The OBR said the government’s energy price guarantee, combined with the various cost of living support packages announced since March, had reduced the hit to household incomes over the two-year period by about a quarter, while also limiting the economy’s contraction.
But it still believes the economy has already entered a punishing recession that will last for more than a year, with a peak-to trough fall in output of 2.1 per cent starting from mid-2022. Hughes said this meant a downturn “similar in depth to that seen in the recession of the 1990s”, although much shallower than those caused by the pandemic and the 2008 financial crisis.
In a huge downgrade from its March forecasts, the OBR expects the economy to shrink by 1.4 per cent in 2023 — lowered from an estimate of 1.8 per cent growth — and expand only by a feeble 1.3 per cent in 2024.
Jeremy Hunt, chancellor, said the OBR had laid out the “stark impact of global headwinds on the UK economy” and that its forecasts showed the government was helping to make the recession shallower, inflation lower and job losses smaller than would otherwise be the case.
But George Dibb, head of the Centre for Economic Justice at the think-tank IPPR, said the UK was the only G7 economy that had yet to regain its pre-pandemic size and, despite the chancellor’s promises of growth, “the OBR forecasts show another half decade of economic stagnation ahead”.
Soaring prices are by far the biggest factor hitting household incomes in the short term.

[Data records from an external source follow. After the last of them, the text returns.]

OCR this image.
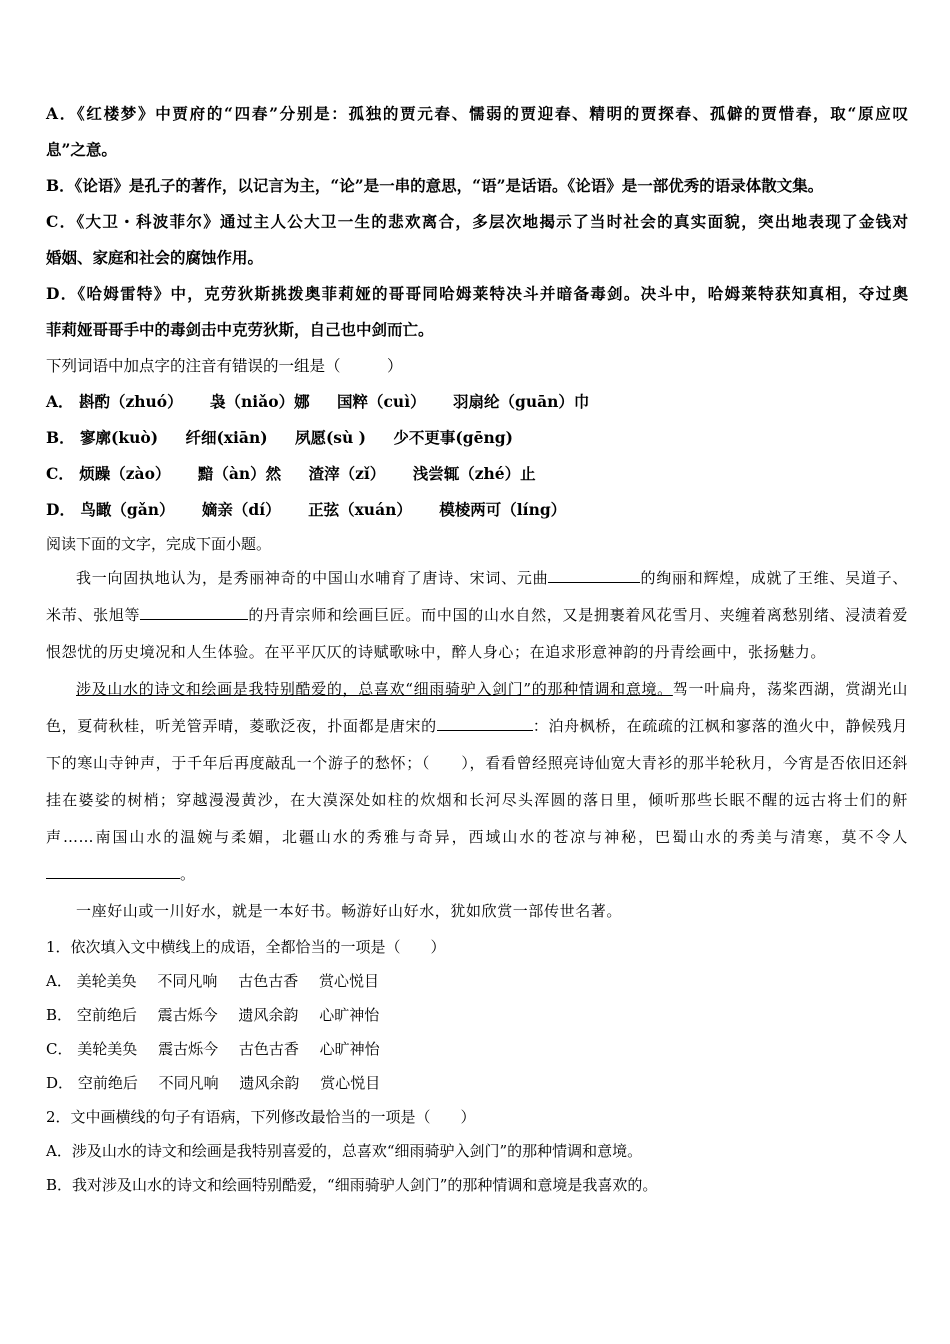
A．《红楼梦》中贾府的“四春”分别是：孤独的贾元春、懦弱的贾迎春、精明的贾探春、孤僻的贾惜春，取“原应叹

息”之意。

B．《论语》是孔子的著作，以记言为主，“论”是一串的意思，“语”是话语。《论语》是一部优秀的语录体散文集。

C．《大卫・科波菲尔》通过主人公大卫一生的悲欢离合，多层次地揭示了当时社会的真实面貌，突出地表现了金钱对

婚姻、家庭和社会的腐蚀作用。

D．《哈姆雷特》中，克劳狄斯挑拨奥菲莉娅的哥哥同哈姆莱特决斗并暗备毒剑。决斗中，哈姆莱特获知真相，夺过奥

菲莉娅哥哥手中的毒剑击中克劳狄斯，自己也中剑而亡。

下列词语中加点字的注音有错误的一组是（　　　）

A． 斟酌（zhuó） 袅（niǎo）娜 国粹（cuì） 羽扇纶（guān）巾

B． 寥廓(kuò) 纤细(xiān) 夙愿(sù ) 少不更事(gēng)

C． 烦躁（zào） 黯（àn）然 渣滓（zǐ） 浅尝辄（zhé）止

D． 鸟瞰（gǎn） 嫡亲（dí） 正弦（xuán） 模棱两可（líng）

阅读下面的文字，完成下面小题。

我一向固执地认为，是秀丽神奇的中国山水哺育了唐诗、宋词、元曲	的绚丽和辉煌，成就了王维、吴道子、米芾、张旭等	的丹青宗师和绘画巨匠。而中国的山水自然，又是拥裹着风花雪月、夹缠着离愁别绪、浸渍着爱恨怨忧的历史境况和人生体验。在平平仄仄的诗赋歌咏中，醉人身心；在追求形意神韵的丹青绘画中，张扬魅力。

涉及山水的诗文和绘画是我特别酷爱的，总喜欢“细雨骑驴入剑门”的那种情调和意境。驾一叶扁舟，荡桨西湖，赏湖光山色，夏荷秋桂，听羌管弄晴，菱歌泛夜，扑面都是唐宋的	：泊舟枫桥，在疏疏的江枫和寥落的渔火中，静候残月下的寒山寺钟声，于千年后再度敲乱一个游子的愁怀；（　　），看看曾经照亮诗仙宽大青衫的那半轮秋月，今宵是否依旧还斜挂在婆娑的树梢；穿越漫漫黄沙，在大漠深处如柱的炊烟和长河尽头浑圆的落日里，倾听那些长眠不醒的远古将士们的鼾声……南国山水的温婉与柔媚，北疆山水的秀雅与奇异，西域山水的苍凉与神秘，巴蜀山水的秀美与清寒，莫不令人。

一座好山或一川好水，就是一本好书。畅游好山好水，犹如欣赏一部传世名著。

1．依次填入文中横线上的成语，全都恰当的一项是（　　）

A． 美轮美奂 不同凡响 古色古香 赏心悦目

B． 空前绝后 震古烁今 遗风余韵 心旷神怡

C． 美轮美奂 震古烁今 古色古香 心旷神怡

D． 空前绝后 不同凡响 遗风余韵 赏心悦目

2．文中画横线的句子有语病，下列修改最恰当的一项是（　　）

A．涉及山水的诗文和绘画是我特别喜爱的，总喜欢“细雨骑驴入剑门”的那种情调和意境。

B．我对涉及山水的诗文和绘画特别酷爱，“细雨骑驴人剑门”的那种情调和意境是我喜欢的。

Although the OBR thinks November’s 11.1 per cent reading for consumer price inflation represents the peak, it expects inflation to remain high into next year, averaging 7.4 per cent in 2023. Based on market expectations of higher interest rates and a sharp fall in gas prices, inflation would then fall rapidly with consumer prices falling outright for a full two years from mid 2024.
But, even as price pressures waned, the OBR said households would increasingly feel the effects of frozen tax thresholds, higher mortgage costs and a fall in property prices of some 9 per cent over two years — and would cut their spending sharply as a result.

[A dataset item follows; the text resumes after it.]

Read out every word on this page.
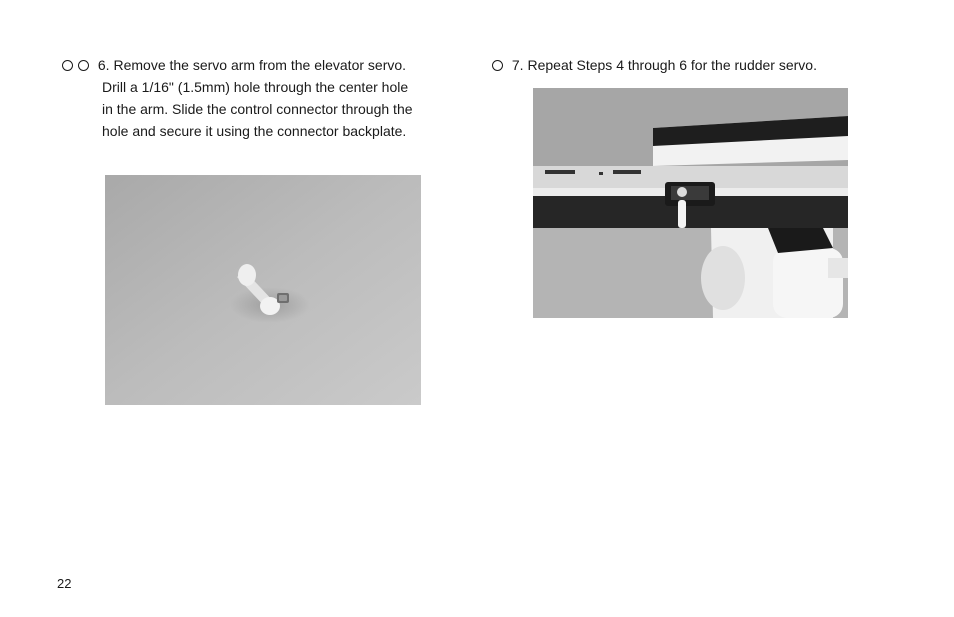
6. Remove the servo arm from the elevator servo. Drill a 1/16" (1.5mm) hole through the center hole in the arm. Slide the control connector through the hole and secure it using the connector backplate.
7. Repeat Steps 4 through 6 for the rudder servo.
22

It is predicting a slightly stronger recovery than the Bank of England expects in 2024 chiefly because it is more optimistic about inflation falling fast and because it thinks some people who amassed big savings piles during coronavirus lockdowns will now run them down to protect their living standards — with the saving ratio falling to zero in 2023.
Even worse than the outlook for household consumption is the OBR’s forecast for business investment, which is already 8 per cent below its pre-pandemic level and expected to fall further in 2023. The OBR said recession, higher interest rates and energy costs, the corporation tax rise and uncertainty over the UK tax regime would all contribute to keep investment 8.8 per cent lower than its March forecast at the start of 2027.
Torsten Bell, director of the Resolution Foundation think-tank, called this a “disaster”.
“Investment today is our living standards tomorrow,” Bell said.
The OBR also said near-term growth in both exports and imports would be lower than it forecast in March because of the weaker growth outlook. Its trade forecast reflected evidence that Brexit had had “a significant adverse impact on UK trade”.
Yet despite the deterioration in the outlook for the economy over the next five years, the OBR has not changed its view since March on the UK’s capacity to grow annually in the longer term.
This optimism came as the OBR shifted its view on the likely effects of the post-Brexit migration regime, expecting more foreign workers to arrive, boosting the size of the UK workforce and compensating for weak business investment and productivity.